The MIT AI Risk Repository spotlights this as one of 30 risk frameworks it has catalogued - useful for APS risk inventory work.
The paper itself is two years old; the blog post adds no new analysis beyond the repository spotlight.

Implications

Consider Agencies developing AI risk registers or evaluation criteria could consider whether this taxonomy's seven dimensions map usefully onto their existing risk categorisation structures.
Monitor Policy teams tracking the MIT AI Risk Repository may want to monitor the full set of 30 frameworks it has catalogued for emerging patterns in AI risk classification.

View item Original source ↗

MIT AI Risk Repository – Blog(Global) 19 Feb 2026

Artificial Intelligence Trust, Risk and Security Management (AI TRiSM)
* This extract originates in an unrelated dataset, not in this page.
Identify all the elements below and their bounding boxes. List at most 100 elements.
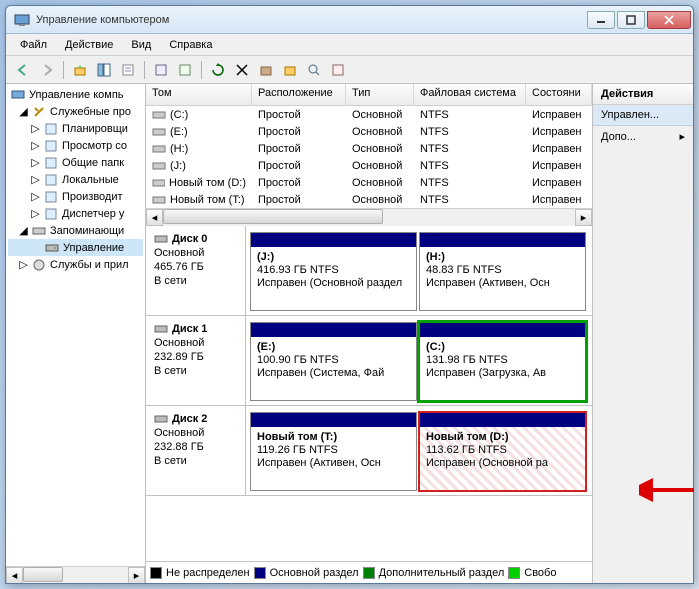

The MIT AI Risk Repository's blog spotlights a 2024 academic paper by Habbal, Ali, and Abuzaraida reviewing the AI Trust, Risk, and Security Management (AI TRiSM) framework. The framework organises AI risks into three pillars - trust management (bias, privacy), risk management (societal manipulation, deepfakes, autonomous weapons), and security management (malicious use, insufficient controls) - and is designed to apply across the full AI system lifecycle, with particular focus on healthcare and finance sectors. The blog post is a brief summary pointing readers to the underlying publication rather than original analysis.

Key points

MIT AI Risk Repository spotlights the AI TRiSM framework covering trust, risk, and security management across AI lifecycles.
Framework organises AI risks under bias, privacy, deepfakes, societal manipulation, autonomous weapons, and malicious use.
This is a literature synthesis blog post - the underlying 2024 academic paper carries more analytical depth.

Implications

Consider APS AI governance teams could consider mapping AI TRiSM's risk taxonomy against the APS AI Policy's responsible use obligations to identify coverage gaps or useful framing.
Monitor Agencies tracking international risk frameworks may want to monitor the MIT AI Risk Repository's ongoing series, which systematically catalogues frameworks potentially useful for comparative governance work.

View item Original source ↗

Implications are AI-generated. Starting points, not advice — see methodology for how they're framed.